If you already know how to code, CARE Loop is a multiplier. The structured approach — audit at every step, context managed deliberately, RAG preserving institutional memory — means you can tackle projects of a complexity and quality that ad-hoc AI usage simply cannot sustain. Large model or small, the framework scales.

The Human Is the System

This is the central philosophy of CARE Loop:

AI agents are powerful but stateless and fragile. Humans provide the continuity, judgment, and design that make them useful.

The framework does not try to make AI autonomous. It makes the human + AI collaboration more reliable, more structured, and more productive — especially under the constraints of local, open-weight models.

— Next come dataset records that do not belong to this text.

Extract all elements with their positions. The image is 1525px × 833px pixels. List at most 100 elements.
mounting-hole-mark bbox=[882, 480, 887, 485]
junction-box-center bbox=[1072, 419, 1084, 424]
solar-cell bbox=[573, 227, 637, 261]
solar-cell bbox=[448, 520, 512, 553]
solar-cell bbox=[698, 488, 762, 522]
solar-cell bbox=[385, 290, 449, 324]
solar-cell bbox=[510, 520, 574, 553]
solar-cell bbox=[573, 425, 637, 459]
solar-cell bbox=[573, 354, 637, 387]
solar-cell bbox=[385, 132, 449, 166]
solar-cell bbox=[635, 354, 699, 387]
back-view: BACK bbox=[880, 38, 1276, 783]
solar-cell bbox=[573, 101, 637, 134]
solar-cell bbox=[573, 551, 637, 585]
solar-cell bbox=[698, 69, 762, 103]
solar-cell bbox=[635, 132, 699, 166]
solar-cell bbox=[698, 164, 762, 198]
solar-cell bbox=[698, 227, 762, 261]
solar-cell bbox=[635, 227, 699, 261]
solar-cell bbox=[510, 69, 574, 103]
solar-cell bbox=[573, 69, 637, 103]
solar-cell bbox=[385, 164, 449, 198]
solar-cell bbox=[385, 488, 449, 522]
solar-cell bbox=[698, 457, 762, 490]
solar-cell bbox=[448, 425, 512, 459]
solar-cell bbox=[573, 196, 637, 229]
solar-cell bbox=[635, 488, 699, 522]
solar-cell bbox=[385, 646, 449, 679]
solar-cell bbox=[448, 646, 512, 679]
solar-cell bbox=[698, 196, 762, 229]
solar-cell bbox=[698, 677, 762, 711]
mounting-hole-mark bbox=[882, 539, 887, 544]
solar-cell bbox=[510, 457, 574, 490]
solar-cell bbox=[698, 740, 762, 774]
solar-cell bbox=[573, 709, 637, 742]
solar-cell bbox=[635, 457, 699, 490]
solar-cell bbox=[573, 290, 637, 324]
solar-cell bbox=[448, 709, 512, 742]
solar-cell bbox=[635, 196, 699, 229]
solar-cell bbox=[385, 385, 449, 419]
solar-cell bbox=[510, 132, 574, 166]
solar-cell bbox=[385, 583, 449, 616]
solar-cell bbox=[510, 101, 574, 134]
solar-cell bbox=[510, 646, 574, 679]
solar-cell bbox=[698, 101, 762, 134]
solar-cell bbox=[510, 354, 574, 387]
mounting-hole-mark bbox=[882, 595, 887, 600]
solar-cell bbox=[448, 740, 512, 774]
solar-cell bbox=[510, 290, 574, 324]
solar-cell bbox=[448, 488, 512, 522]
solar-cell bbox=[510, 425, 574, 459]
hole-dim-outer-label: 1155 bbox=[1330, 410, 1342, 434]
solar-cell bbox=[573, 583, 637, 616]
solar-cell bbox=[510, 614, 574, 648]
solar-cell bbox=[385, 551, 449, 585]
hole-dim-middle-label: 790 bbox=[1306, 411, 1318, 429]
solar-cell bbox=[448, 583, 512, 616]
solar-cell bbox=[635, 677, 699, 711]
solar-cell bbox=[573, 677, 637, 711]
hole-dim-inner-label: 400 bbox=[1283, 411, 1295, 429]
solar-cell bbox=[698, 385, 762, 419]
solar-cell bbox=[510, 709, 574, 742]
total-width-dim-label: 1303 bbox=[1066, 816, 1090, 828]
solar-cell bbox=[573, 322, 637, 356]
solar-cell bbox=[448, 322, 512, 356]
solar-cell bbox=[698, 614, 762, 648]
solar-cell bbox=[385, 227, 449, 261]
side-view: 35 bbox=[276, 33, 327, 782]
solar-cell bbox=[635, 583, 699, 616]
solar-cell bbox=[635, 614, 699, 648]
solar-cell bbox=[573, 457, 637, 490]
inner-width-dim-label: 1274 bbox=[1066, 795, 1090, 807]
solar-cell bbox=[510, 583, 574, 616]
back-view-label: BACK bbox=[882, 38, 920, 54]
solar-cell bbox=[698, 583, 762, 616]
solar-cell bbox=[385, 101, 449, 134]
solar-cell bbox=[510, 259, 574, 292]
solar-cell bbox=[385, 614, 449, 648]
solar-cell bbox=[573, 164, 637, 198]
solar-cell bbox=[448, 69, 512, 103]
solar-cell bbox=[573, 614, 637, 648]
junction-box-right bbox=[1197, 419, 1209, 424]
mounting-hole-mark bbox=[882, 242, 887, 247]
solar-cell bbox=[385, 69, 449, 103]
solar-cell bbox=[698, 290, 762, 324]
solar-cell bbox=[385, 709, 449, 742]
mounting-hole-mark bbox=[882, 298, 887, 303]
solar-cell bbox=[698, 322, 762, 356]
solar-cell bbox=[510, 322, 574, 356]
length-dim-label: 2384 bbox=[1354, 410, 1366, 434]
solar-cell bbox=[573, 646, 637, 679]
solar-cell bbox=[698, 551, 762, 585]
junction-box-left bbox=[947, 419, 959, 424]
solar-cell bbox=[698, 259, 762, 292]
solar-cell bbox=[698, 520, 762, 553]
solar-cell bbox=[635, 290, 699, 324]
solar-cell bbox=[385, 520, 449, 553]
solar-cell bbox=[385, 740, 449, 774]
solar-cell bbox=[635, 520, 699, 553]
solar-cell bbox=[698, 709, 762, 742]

A well-operated CARE Loop with a mid-sized local LLM will consistently outperform an unstructured session with a frontier model.

Current Status

🧠 Concept phase — The framework is defined. Implementation is in progress.

Planned components:

[ ] File watcher (Scribe): monitors project folder, records changes automatically
[ ] Token counter: tracks context usage across the session
[ ] RAG builder: structures session summaries for retrieval
[ ] Reset trigger: detects degradation threshold and initiates reincarnation
[ ] Dashboard UI: four-panel view (prompt / code / token status / progress log)

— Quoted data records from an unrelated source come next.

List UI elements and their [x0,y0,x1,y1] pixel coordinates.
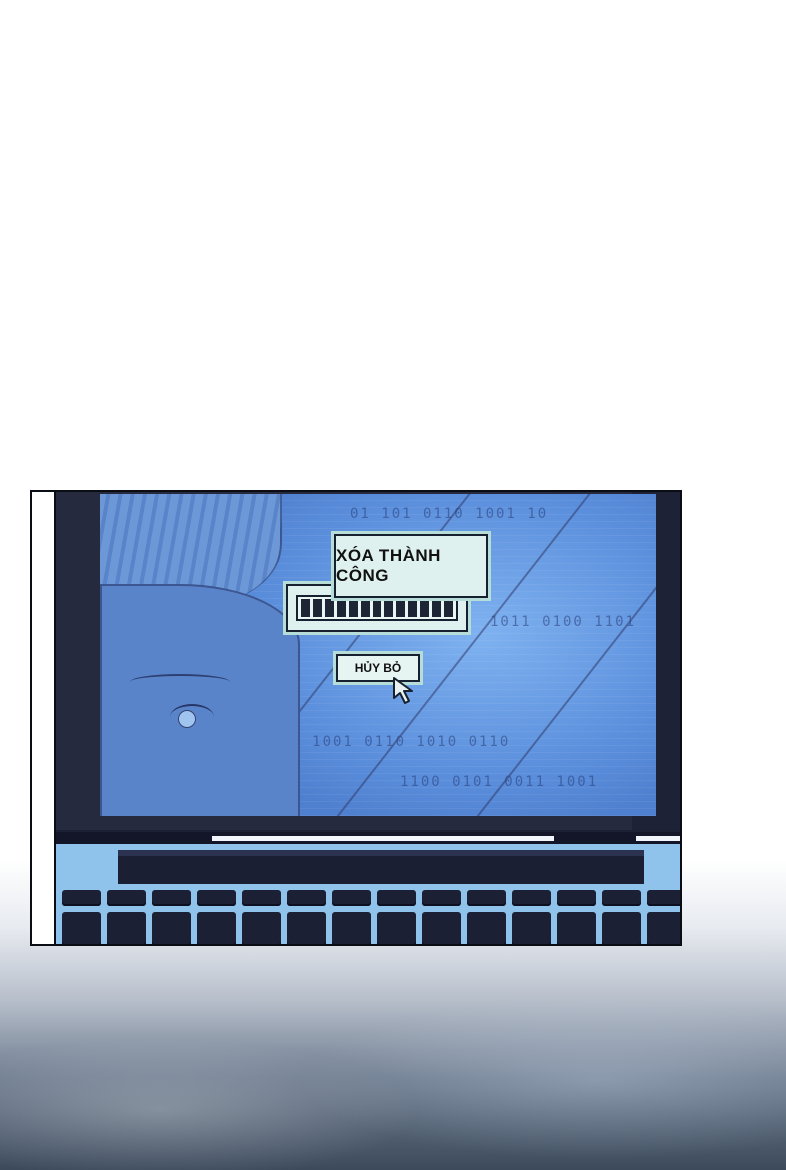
keyboard-row [56,912,680,944]
progress-segment [384,599,394,617]
keyboard-key [422,912,461,944]
keyboard-key [467,890,506,906]
keyboard-key [377,890,416,906]
keyboard-key [62,912,101,944]
keyboard-row [56,890,680,906]
progress-segment [348,599,358,617]
keyboard-key [242,912,281,944]
success-dialog: XÓA THÀNH CÔNG [334,534,488,598]
keyboard-key [62,890,101,906]
cancel-button-label: HỦY BỎ [354,661,402,675]
hinge-highlight [212,836,554,841]
progress-segment [336,599,346,617]
keyboard-hinge-slot [118,850,644,884]
keyboard-key [602,912,641,944]
keyboard-key [242,890,281,906]
success-message: XÓA THÀNH CÔNG [336,546,441,585]
background-code: 1011 0100 1101 [490,614,637,630]
keyboard-key [377,912,416,944]
keyboard-key [557,890,596,906]
background-code: 01 101 0110 1001 10 [350,506,549,522]
character-brow [130,674,230,690]
keyboard-key [332,912,371,944]
background-code: 1100 0101 0011 1001 [400,774,599,790]
keyboard-key [332,890,371,906]
keyboard-key [512,912,551,944]
hinge-highlight [636,836,680,841]
panel-left-margin [32,492,56,944]
keyboard-key [287,912,326,944]
progress-segment [372,599,382,617]
progress-segment [312,599,322,617]
progress-segment [396,599,406,617]
progress-segment [420,599,430,617]
keyboard-key [197,890,236,906]
keyboard-key [647,890,680,906]
progress-segment [444,599,453,617]
progress-bar [296,595,458,621]
background-glow [0,960,786,1170]
comic-panel: 01 101 0110 1001 10 1011 0100 1101 0110 … [30,490,682,946]
keyboard-key [512,890,551,906]
keyboard-key [152,912,191,944]
progress-segment [324,599,334,617]
progress-segment [360,599,370,617]
keyboard-key [107,912,146,944]
character-iris [178,710,196,728]
keyboard-key [602,890,641,906]
keyboard-key [107,890,146,906]
keyboard-key [287,890,326,906]
character-reflection [100,584,300,816]
progress-segment [432,599,442,617]
keyboard-key [422,890,461,906]
keyboard-key [647,912,680,944]
keyboard-key [467,912,506,944]
keyboard-key [197,912,236,944]
laptop-screen: 01 101 0110 1001 10 1011 0100 1101 0110 … [100,494,656,816]
keyboard-key [557,912,596,944]
laptop-bezel: 01 101 0110 1001 10 1011 0100 1101 0110 … [56,492,680,830]
keyboard-key [152,890,191,906]
progress-segment [301,599,310,617]
mouse-pointer-icon [393,677,413,704]
progress-segment [408,599,418,617]
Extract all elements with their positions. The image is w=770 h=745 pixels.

Target stack: Python · Ollama · Local LLMs (Gemma 4, Qwen2.5-Coder, etc.) · VS Code + Cline

Philosophy in One Sentence

Give the AI a great blueprint, feed it only what it needs, watch it closely, unblock it when it's stuck, and reset it before it loses its mind.

Contributing

This project is in its earliest stage. If the concept resonates with you — whether you are a developer, a researcher, or a non-technical builder — ideas, feedback, and contributions are welcome.

The goal is a framework that works for everyone: not just those who can afford the biggest models, but anyone willing to think carefully before they prompt.

Started by a non-developer who got tired of AI going off the rails — and decided to build the reset button.